TORONTO- Canada's financial regulator said on Monday it will begin phasing out the treatment of deferred loan and premium payments as performing, introduced earlier this year in response to the coronavirus pandemic.

The changes, introduced in March and April, were part of a raft of measures announced by Canadian authorities to enable banks and insurers to continue to lend and support customers as the pandemic shuttered the economy. 

But as the deferral periods for loans and premium payments wind down, the Office of the Superintendent of Financial Institutions (OSFI) is beginning to pull back some of the accommodations.

The decision "reflects the temporary nature of these measures and will ensure that reporting requirements remain accurate in reflecting credit risk," OSFI said in a statement.

Last week, most Canadian banks reported better-than-expected third-quarter profits, as government aid and the deferrals, as well as OSFI's regulatory changes, kept a lid on bad loans, but banks warned of an increase in impairments as these measures end. 

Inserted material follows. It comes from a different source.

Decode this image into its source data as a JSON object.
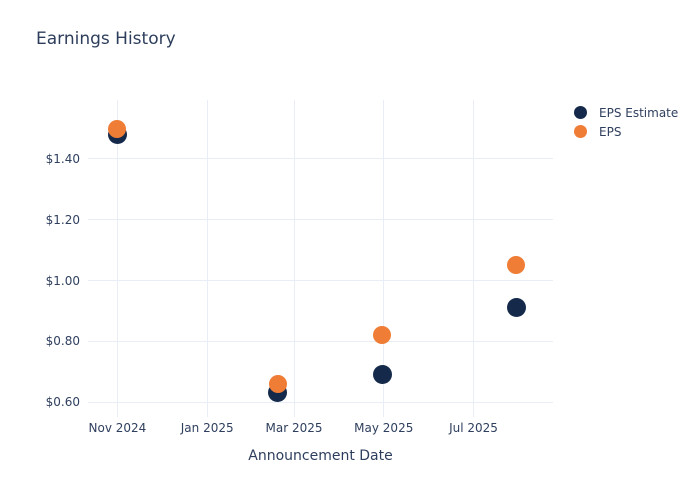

Loan and premium payments granted deferrals by banks and insurers before Monday will remain eligible for the special capital treatment for six months, while those approved between Aug. 30 and Sept. 30 will be treated as performing for three months, OSFI said.

Loan deferrals granted after Sept. 30 will not be subject to the special treatment, it said.

OSFI also said it is lifting a temporary freeze on portability transfers for private pension plans, which allow members to transfer the total value of amounts accrued when they leave a plan.

"As the economy stabilizes, risks remain in the financial sector," OSFI said, adding it "remains ready to take any further required action."